The large cast is a powerhouse lineup of local and non-local artists, combining new faces and Riverside alums.
“Riverside had a dream cast lined up for this difficult play,” Knight expressed, “and then the pandemic hit. The idea of never sharing this story — a story that felt right in this moment — was heartbreaking. … In the short term, we’re pivoting in the name of safety. But our long-term plans are more ambitious than ever.”
Written late in the playwright’s career, The Winter’s Tale shares many similar themes and devices with his other works, and weaves an intricate tale of jealousy, exile, heartbreak, heroism and love.
Hahn, tying the script’s relevance to our current tumultuous times, aptly describes Leontes as “a temperamental leader who makes big decisions based on how he’s feeling rather than the actual facts.”
Riverside newcomer Mary Denmead, who is playing Paulina, enjoys the way women are presented in the script.
“[The female characters are] so strong,” Denmead said. “The integrity they all maintain, even as the men around them dismiss them, accuse them, betray them — they keep their grace and are willing to stand up for themselves and the truth.”
The company is eager to, as Knight describes, “focus on the language and the characters.”

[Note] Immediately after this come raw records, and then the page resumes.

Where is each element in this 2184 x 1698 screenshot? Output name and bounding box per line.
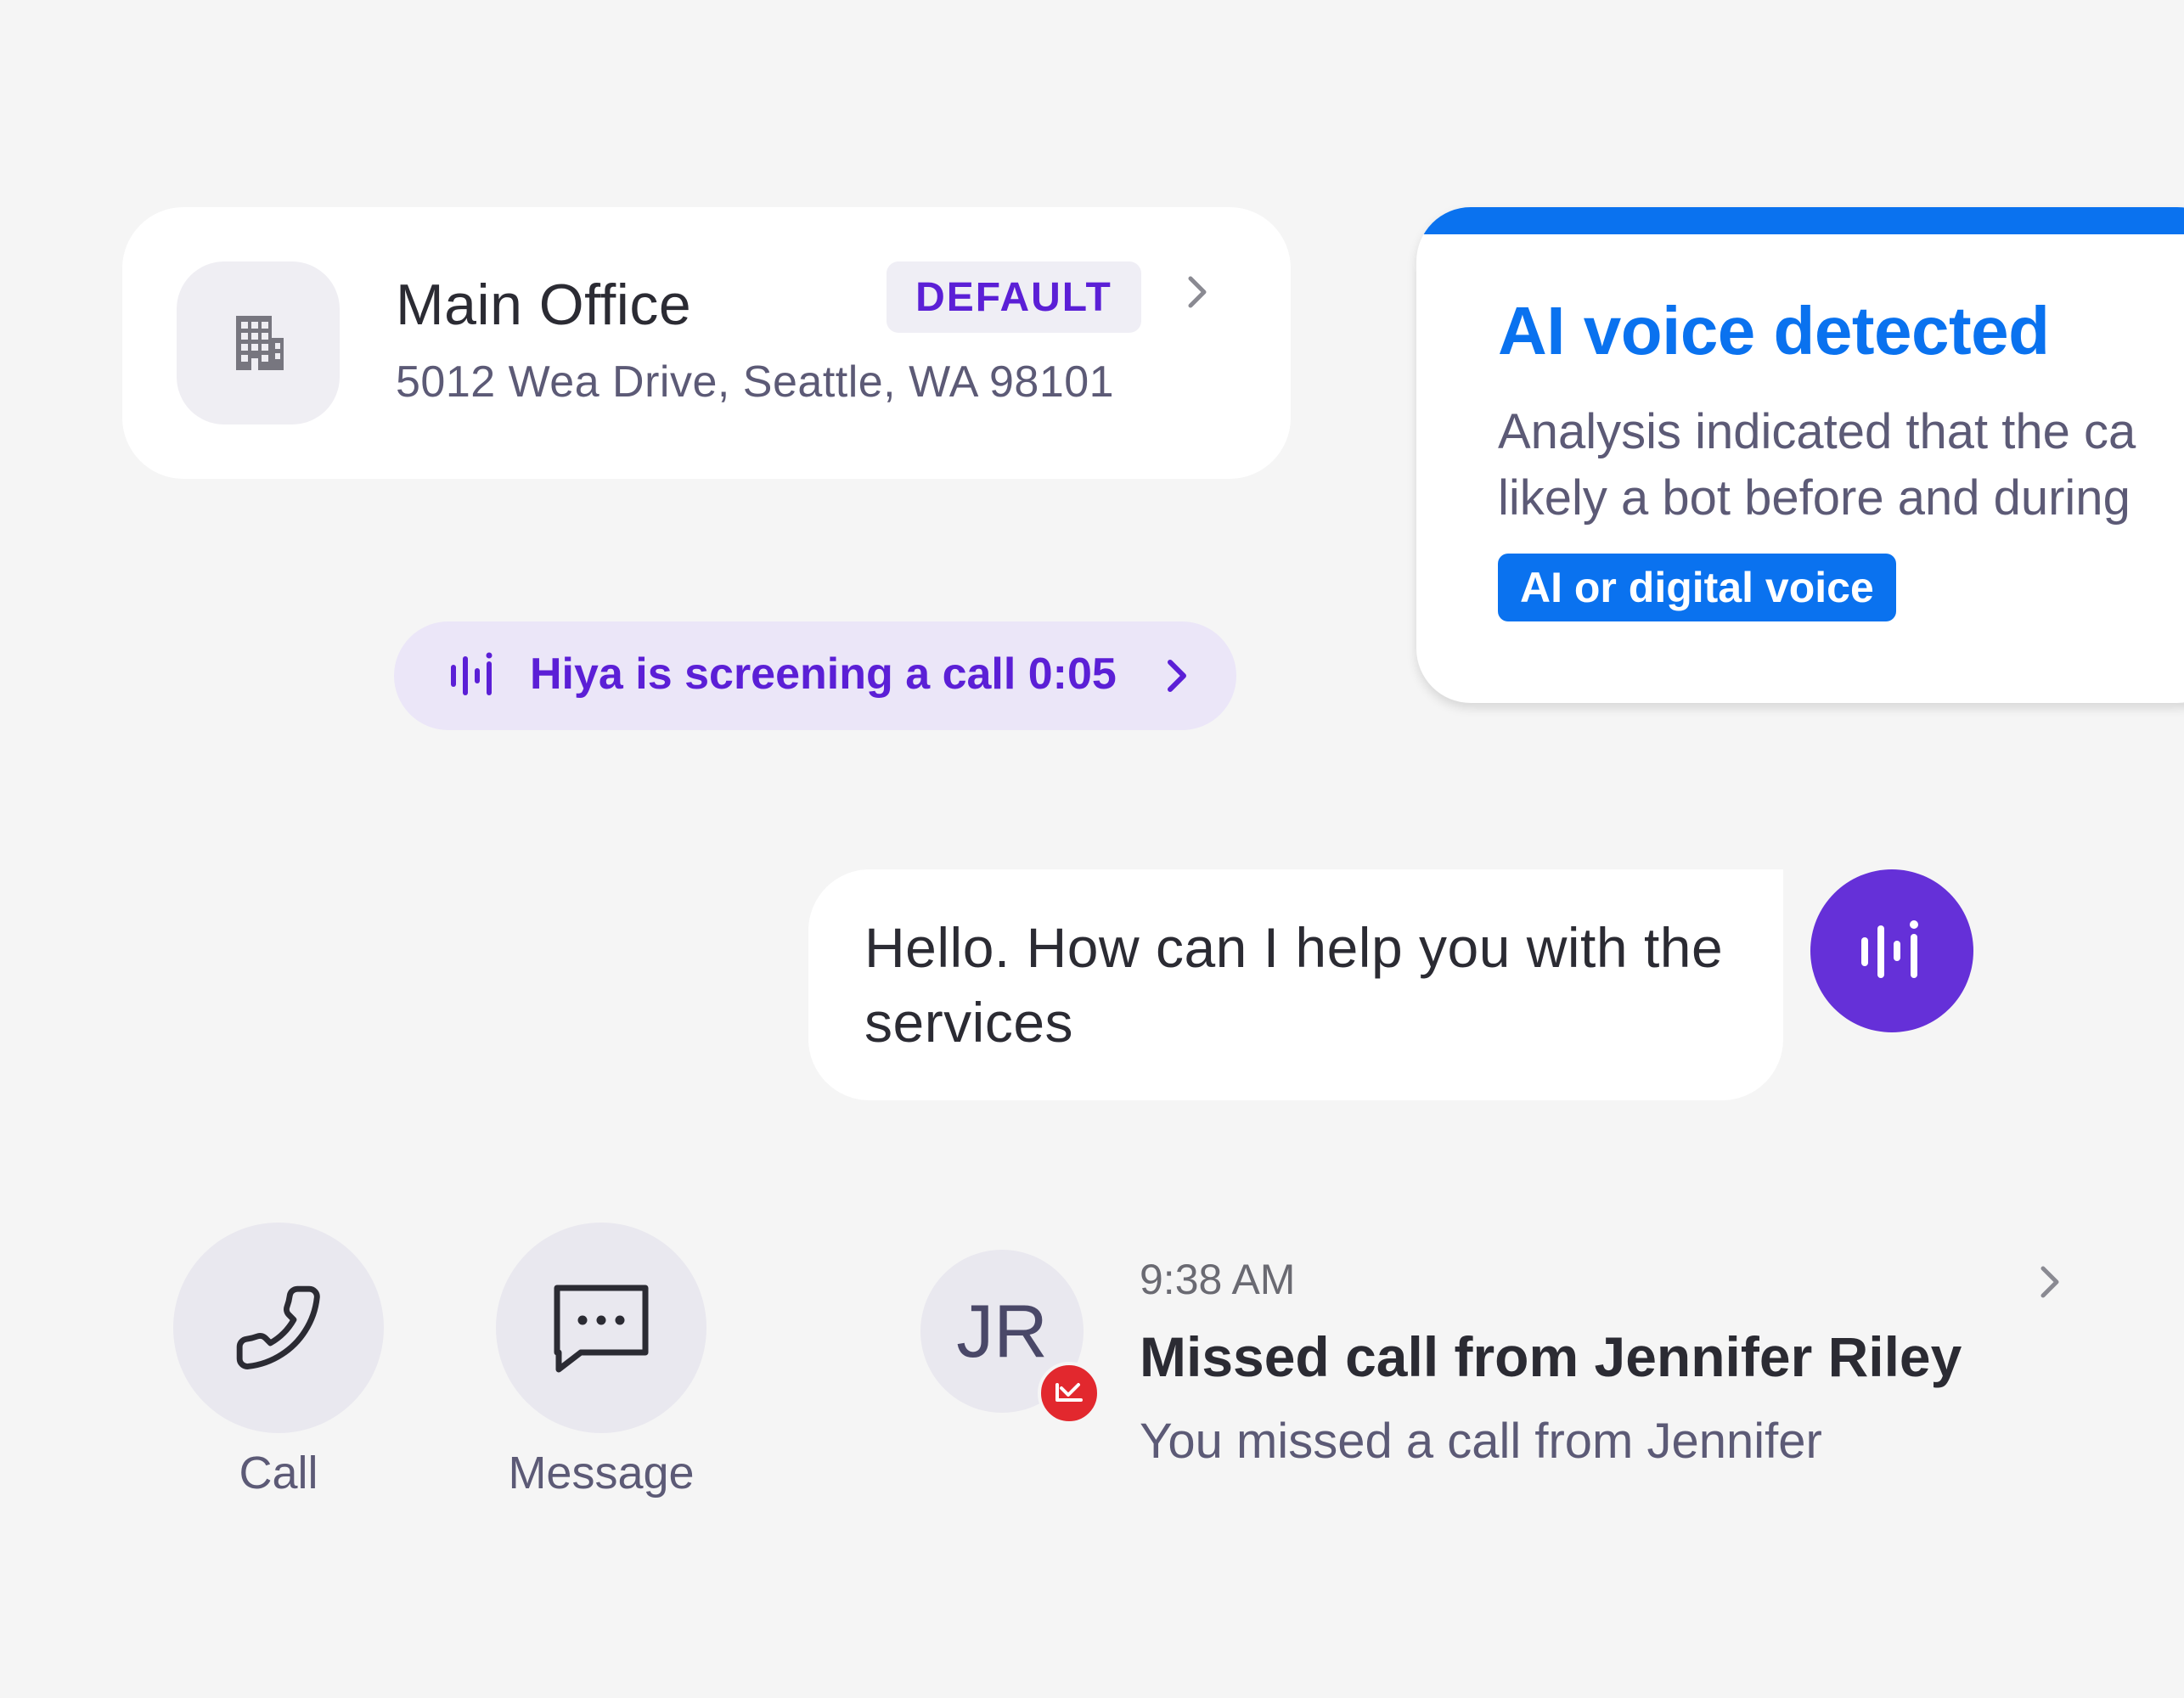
screening-banner[interactable]: Hiya is screening a call 0:05	[394, 621, 1236, 730]
notification-title[interactable]: Missed call from Jennifer Riley	[1140, 1324, 1962, 1389]
ai-voice-tag: AI or digital voice	[1498, 554, 1896, 621]
missed-call-icon	[1038, 1362, 1100, 1425]
message-icon	[554, 1285, 649, 1373]
chevron-right-icon[interactable]	[2035, 1262, 2065, 1302]
default-badge: DEFAULT	[887, 261, 1141, 333]
message-label: Message	[508, 1448, 695, 1498]
address-title: Main Office	[396, 273, 692, 337]
chat-bubble: Hello. How can I help you with the servi…	[808, 869, 1783, 1100]
assistant-avatar	[1810, 869, 1973, 1032]
message-button[interactable]	[496, 1223, 706, 1433]
ai-card-body: Analysis indicated that the ca likely a …	[1498, 399, 2184, 531]
chevron-right-icon[interactable]	[1182, 272, 1213, 312]
ai-card-body-line: likely a bot before and during	[1498, 470, 2131, 526]
ai-card-body-line: Analysis indicated that the ca	[1498, 404, 2136, 459]
waveform-icon	[1861, 920, 1918, 978]
call-button[interactable]	[173, 1223, 384, 1433]
address-card[interactable]: Main Office 5012 Wea Drive, Seattle, WA …	[122, 207, 1291, 479]
phone-icon	[236, 1285, 320, 1369]
waveform-icon	[451, 652, 493, 695]
call-label: Call	[239, 1448, 318, 1498]
address-line: 5012 Wea Drive, Seattle, WA 98101	[396, 357, 1115, 407]
notification-subtitle: You missed a call from Jennifer	[1140, 1414, 1822, 1469]
ai-card-title: AI voice detected	[1498, 293, 2050, 368]
chevron-right-icon	[1168, 660, 1186, 692]
screening-text: Hiya is screening a call 0:05	[530, 649, 1117, 699]
ai-card-accent-bar	[1416, 207, 2184, 234]
building-icon	[236, 316, 284, 370]
chat-message: Hello. How can I help you with the servi…	[864, 916, 1724, 1054]
ai-voice-card[interactable]: AI voice detected Analysis indicated tha…	[1416, 207, 2184, 703]
notification-time: 9:38 AM	[1140, 1256, 1296, 1303]
address-icon-tile	[177, 261, 340, 424]
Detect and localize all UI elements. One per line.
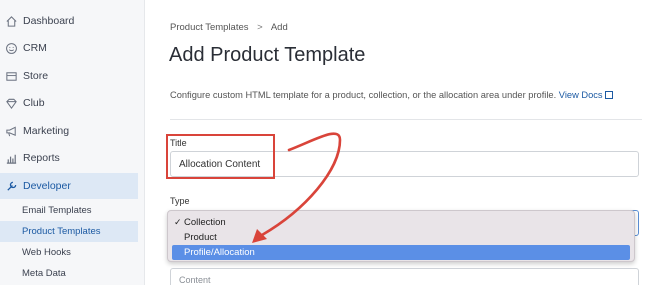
sidebar-item-developer[interactable]: Developer xyxy=(0,173,138,199)
content-field[interactable]: Content xyxy=(170,268,639,285)
breadcrumb-current: Add xyxy=(270,22,288,33)
view-docs-link[interactable]: View Docs xyxy=(559,90,613,100)
sidebar-item-label: Club xyxy=(23,97,45,109)
sidebar-item-marketing[interactable]: Marketing xyxy=(0,118,138,144)
breadcrumb-parent-link[interactable]: Product Templates xyxy=(170,22,249,33)
sidebar-item-store[interactable]: Store xyxy=(0,63,138,89)
breadcrumb-separator: > xyxy=(257,22,263,33)
sidebar-item-label: Store xyxy=(23,70,49,82)
wrench-icon xyxy=(4,179,18,193)
type-option-collection[interactable]: ✓ Collection xyxy=(172,215,630,230)
sidebar-item-label: Developer xyxy=(23,180,71,192)
sidebar-item-label: CRM xyxy=(23,42,47,54)
sidebar-item-club[interactable]: Club xyxy=(0,90,138,116)
page-title: Add Product Template xyxy=(169,44,366,66)
sidebar-item-dashboard[interactable]: Dashboard xyxy=(0,8,138,34)
sidebar-item-crm[interactable]: CRM xyxy=(0,35,138,61)
sidebar-subitem-web-hooks[interactable]: Web Hooks xyxy=(0,242,138,263)
sidebar: Dashboard CRM Store Club Marketing Repor… xyxy=(0,0,145,285)
megaphone-icon xyxy=(4,124,18,138)
type-option-profile-allocation[interactable]: Profile/Allocation xyxy=(172,245,630,260)
sidebar-item-label: Dashboard xyxy=(23,15,75,27)
sidebar-subitem-email-templates[interactable]: Email Templates xyxy=(0,200,138,221)
external-link-icon xyxy=(604,91,613,99)
checkmark-icon: ✓ xyxy=(174,217,182,227)
sidebar-item-reports[interactable]: Reports xyxy=(0,145,138,171)
divider xyxy=(170,119,642,120)
type-option-product[interactable]: Product xyxy=(172,230,630,245)
smile-icon xyxy=(4,41,18,55)
sidebar-item-label: Reports xyxy=(23,152,60,164)
description-text: Configure custom HTML template for a pro… xyxy=(170,90,557,100)
bar-chart-icon xyxy=(4,151,18,165)
sidebar-subitem-product-templates[interactable]: Product Templates xyxy=(0,221,138,242)
store-icon xyxy=(4,69,18,83)
breadcrumb: Product Templates > Add xyxy=(170,22,288,33)
home-icon xyxy=(4,14,18,28)
page-description: Configure custom HTML template for a pro… xyxy=(170,90,613,100)
main-content: Product Templates > Add Add Product Temp… xyxy=(145,0,670,285)
annotation-highlight-box xyxy=(166,134,275,179)
sidebar-subitem-meta-data[interactable]: Meta Data xyxy=(0,263,138,284)
type-dropdown-menu: ✓ Collection Product Profile/Allocation xyxy=(167,210,635,262)
diamond-icon xyxy=(4,96,18,110)
type-label: Type xyxy=(170,196,190,206)
sidebar-item-label: Marketing xyxy=(23,125,70,137)
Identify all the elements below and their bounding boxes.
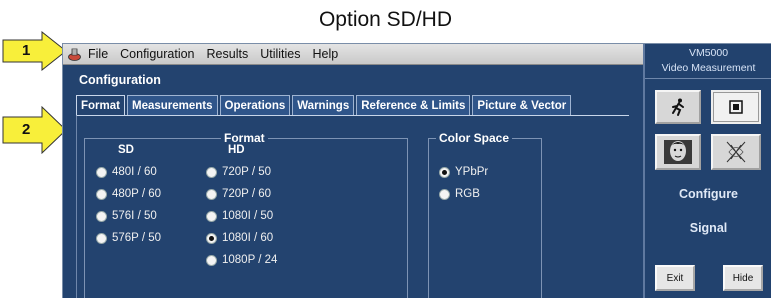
face-picture-icon (664, 140, 692, 164)
radio-label: 1080P / 24 (222, 254, 278, 266)
radio-label: 720P / 50 (222, 166, 272, 178)
callout-number: 1 (22, 42, 31, 59)
radio-button[interactable] (206, 254, 217, 266)
color-space-groupbox: Color Space YPbPr RGB (428, 131, 542, 298)
tab-reference-limits[interactable]: Reference & Limits (356, 95, 471, 115)
radio-1080i-50[interactable]: 1080I / 50 (206, 210, 273, 222)
radio-button[interactable] (96, 188, 107, 200)
tab-measurements[interactable]: Measurements (126, 95, 218, 115)
configure-label: Configure (678, 187, 739, 201)
exit-button[interactable]: Exit (655, 265, 695, 291)
radio-576i-50[interactable]: 576I / 50 (96, 210, 157, 222)
radio-rgb[interactable]: RGB (439, 188, 480, 200)
radio-label: 576P / 50 (112, 232, 162, 244)
format-group-label: Format (221, 131, 268, 145)
radio-button[interactable] (206, 166, 217, 178)
app-window: File Configuration Results Utilities Hel… (62, 43, 771, 298)
menu-utilities[interactable]: Utilities (260, 47, 300, 61)
menu-results[interactable]: Results (207, 47, 249, 61)
tab-panel-format: Format SD HD 480I / 60 480P / 60 576I / … (76, 115, 629, 298)
radio-label: RGB (455, 188, 480, 200)
scope-app-icon[interactable] (67, 47, 82, 62)
brand-line-1: VM5000 (688, 47, 729, 59)
radio-button[interactable] (96, 166, 107, 178)
callout-number: 2 (22, 121, 31, 138)
radio-1080p-24[interactable]: 1080P / 24 (206, 254, 277, 266)
menu-bar: File Configuration Results Utilities Hel… (63, 44, 643, 65)
menu-help[interactable]: Help (313, 47, 339, 61)
radio-label: 576I / 50 (112, 210, 157, 222)
radio-1080i-60[interactable]: 1080I / 60 (206, 232, 273, 244)
radio-576p-50[interactable]: 576P / 50 (96, 232, 161, 244)
menu-configuration[interactable]: Configuration (120, 47, 194, 61)
radio-button[interactable] (206, 188, 217, 200)
radio-label: 480P / 60 (112, 188, 162, 200)
callout-1: 1 (2, 31, 68, 71)
signal-label: Signal (689, 221, 728, 235)
radio-button[interactable] (439, 188, 450, 200)
radio-label: 1080I / 50 (222, 210, 274, 222)
radio-button[interactable] (206, 210, 217, 222)
radio-720p-50[interactable]: 720P / 50 (206, 166, 271, 178)
radio-label: YPbPr (455, 166, 489, 178)
document-title: Option SD/HD (318, 8, 453, 31)
hd-column-header: HD (228, 144, 245, 156)
tab-picture-vector[interactable]: Picture & Vector (472, 95, 572, 115)
sd-column-header: SD (118, 144, 134, 156)
tab-operations[interactable]: Operations (219, 95, 291, 115)
radio-480i-60[interactable]: 480I / 60 (96, 166, 157, 178)
stop-square-icon (729, 100, 743, 114)
main-area: Configuration Format Measurements Operat… (63, 65, 643, 298)
radio-label: 720P / 60 (222, 188, 272, 200)
radio-button[interactable] (96, 232, 107, 244)
picture-button[interactable] (655, 134, 701, 170)
menu-file[interactable]: File (88, 47, 108, 61)
radio-720p-60[interactable]: 720P / 60 (206, 188, 271, 200)
radio-button-selected[interactable] (206, 232, 217, 244)
callout-arrow-icon (2, 31, 67, 71)
radio-label: 480I / 60 (112, 166, 157, 178)
stop-button[interactable] (711, 90, 761, 124)
color-space-group-label: Color Space (436, 131, 513, 145)
callout-2: 2 (2, 106, 68, 154)
tab-warnings[interactable]: Warnings (292, 95, 355, 115)
brand-line-2: Video Measurement (645, 59, 771, 79)
tab-bar: Format Measurements Operations Warnings … (76, 95, 573, 115)
radio-label: 1080I / 60 (222, 232, 274, 244)
format-groupbox: Format SD HD 480I / 60 480P / 60 576I / … (84, 131, 408, 298)
tab-format[interactable]: Format (76, 95, 125, 115)
section-title: Configuration (79, 73, 161, 87)
vector-button[interactable] (711, 134, 761, 170)
radio-button-selected[interactable] (439, 166, 450, 178)
vector-scope-icon (726, 141, 746, 163)
running-figure-icon (672, 98, 684, 116)
side-panel: VM5000 Video Measurement Configure Signa… (643, 44, 771, 298)
radio-480p-60[interactable]: 480P / 60 (96, 188, 161, 200)
callout-arrow-icon (2, 106, 67, 154)
run-button[interactable] (655, 90, 701, 124)
radio-button[interactable] (96, 210, 107, 222)
radio-ypbpr[interactable]: YPbPr (439, 166, 488, 178)
hide-button[interactable]: Hide (723, 265, 763, 291)
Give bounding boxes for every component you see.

“Shakespeare does so much of the work for us,” Knight said, “in terms of setting up the world and the stakes. Zoom is now our Globe.”
Hahn advises audience members to lean into the language. “Trust yourself,” she said. “You’ll understand more than you might expect! Hearing a Shakespeare play out loud from professional actors is completely different than reading it silently to yourself in high school English class.”
“Even if the words feel ‘foreign’ at first, revel in the music of this language,” Denmead added. “Settle into the rhythms. Then read some Shakespeare out loud to yourself! It makes you breathe deeply and asks for your whole body to be involved. Seeing Shakespeare performed live (even on Zoom) is what it’s all about! These plays were meant to be heard out loud, with an audience, in community.”
Audience members will need to reserve tickets at Riverside’s website and log in to Zoom on Sunday night. The platform provides a meeting code, which will be made available via email. Once logged in, viewers are advised to turn off the video function and mute their own microphone to optimize the sound and video of the performers. Further details will be provided ahead of the performance.
“[The audience and actors] are right there in your face, head on, the whole time!” Denmead said of the intimacy of performing via Zoom.
Knight stresses the ongoing planning for future productions moving forward. “This free reading is a platform to share Shakespeare’s rich language with our community, and to give our artists an opportunity to inhabit [the world of the play]. And then Riverside is committed to producing two full productions next year … Next summer: six weeks, two plays, all free. Shakespeare belongs to us all!”